For those of you who are fans of symmetry's "Explain It In 60 Seconds", Lawrence Berkeley National Laboratory has its own version, the Video Glossary. Berkeley scientists and engineers from a wide variety of disciplines give quick definitions of scientific terms, running the gamut from "Standard Model" to "extremophile".
According to Paul Preuss, one of two Berkeley Lab communications staffers who produce the segments, the glossary went live in 2009 with about 20 entries and now has about 70, including some still in production. The producers invite suggestions, Preuss says, and the last few dozen entries were all driven by requests.

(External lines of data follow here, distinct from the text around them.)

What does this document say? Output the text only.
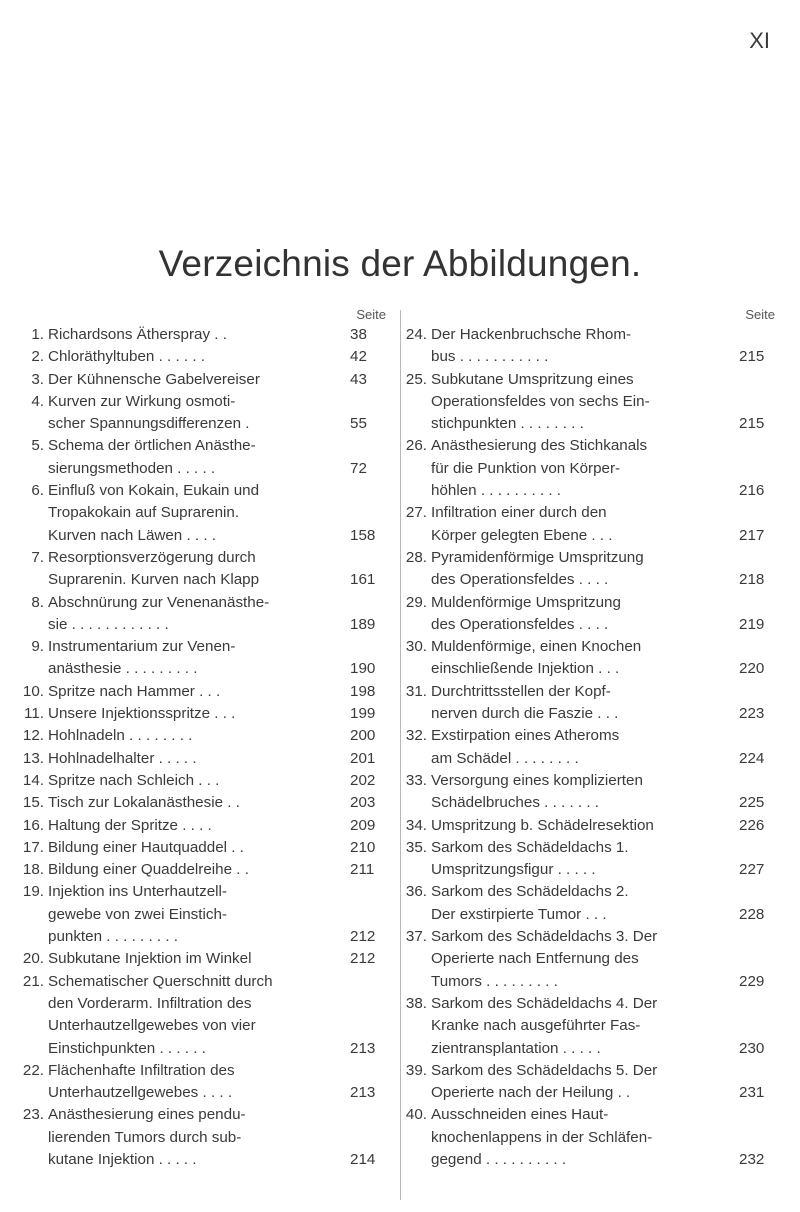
XI
Verzeichnis der Abbildungen.
Seite
1. Richardsons Ätherspray . .	38
2. Chloräthyltuben . . . . . .	42
3. Der Kühnensche Gabelvereiser	43
4. Kurven zur Wirkung osmoti-
scher Spannungsdifferenzen .	55
5. Schema der örtlichen Anästhe-
sierungsmethoden . . . . .	72
6. Einfluß von Kokain, Eukain und
Tropakokain auf Suprarenin.
Kurven nach Läwen . . . .	158
7. Resorptionsverzögerung durch
Suprarenin. Kurven nach Klapp	161
8. Abschnürung zur Venenanästhe-
sie . . . . . . . . . . . .	189
9. Instrumentarium zur Venen-
anästhesie . . . . . . . . .	190
10. Spritze nach Hammer . . .	198
11. Unsere Injektionsspritze . . .	199
12. Hohlnadeln . . . . . . . .	200
13. Hohlnadelhalter . . . . .	201
14. Spritze nach Schleich . . .	202
15. Tisch zur Lokalanästhesie . .	203
16. Haltung der Spritze . . . .	209
17. Bildung einer Hautquaddel . .	210
18. Bildung einer Quaddelreihe . .	211
19. Injektion ins Unterhautzell-
gewebe von zwei Einstich-
punkten . . . . . . . . .	212
20. Subkutane Injektion im Winkel	212
21. Schematischer Querschnitt durch
den Vorderarm. Infiltration des
Unterhautzellgewebes von vier
Einstichpunkten . . . . . .	213
22. Flächenhafte Infiltration des
Unterhautzellgewebes . . . .	213
23. Anästhesierung eines pendu-
lierenden Tumors durch sub-
kutane Injektion . . . . .	214
Seite
24. Der Hackenbruchsche Rhom-
bus . . . . . . . . . . .	215
25. Subkutane Umspritzung eines
Operationsfeldes von sechs Ein-
stichpunkten . . . . . . . .	215
26. Anästhesierung des Stichkanals
für die Punktion von Körper-
höhlen . . . . . . . . . .	216
27. Infiltration einer durch den
Körper gelegten Ebene . . .	217
28. Pyramidenförmige Umspritzung
des Operationsfeldes . . . .	218
29. Muldenförmige Umspritzung
des Operationsfeldes . . . .	219
30. Muldenförmige, einen Knochen
einschließende Injektion . . .	220
31. Durchtrittsstellen der Kopf-
nerven durch die Faszie . . .	223
32. Exstirpation eines Atheroms
am Schädel . . . . . . . .	224
33. Versorgung eines komplizierten
Schädelbruches . . . . . . .	225
34. Umspritzung b. Schädelresektion	226
35. Sarkom des Schädeldachs 1.
Umspritzungsfigur . . . . .	227
36. Sarkom des Schädeldachs 2.
Der exstirpierte Tumor . . .	228
37. Sarkom des Schädeldachs 3. Der
Operierte nach Entfernung des
Tumors . . . . . . . . .	229
38. Sarkom des Schädeldachs 4. Der
Kranke nach ausgeführter Fas-
zientransplantation . . . . .	230
39. Sarkom des Schädeldachs 5. Der
Operierte nach der Heilung . .	231
40. Ausschneiden eines Haut-
knochenlappens in der Schläfen-
gegend . . . . . . . . . .	232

Some requests are more problematic than others; what was Preuss to do when former director of the Physics Division Bob Cahn asked for "Lie Groups"?
Give Cahn one minute to define "light," of course (that one is still in the works.)
Most entries are about one minute long, which is quite impressive when you realize that some of the presenters are being asked to explain concepts that nobody really understands, like dark energy, or that everybody only thinks they understand, like gravity.
Another refreshing quality of the glossary is its egalitarian nature. There's no room for CVs or bios or discussions of grant money in these glossary entries. Nobel Prize winners are no greater experts in their fields than young scientists with newly minted PhDs. The only perk that lab Director Paul Alivisatos gets is presenting two segments.
Not to say that the presenters can't sneak in a bit of self-promotion. The computer monitor behind Corie Ralston, who defines "protein crystallography", displays one of her own solved protein structures. But Ralston only has time for "a teensy amount" of research; she spends most of her days managing crystallography beam lines. Can she be blamed for choosing to display it?
"I'm rather proud of that protein structure," she says.
And rightly so. She is a scientist, after all.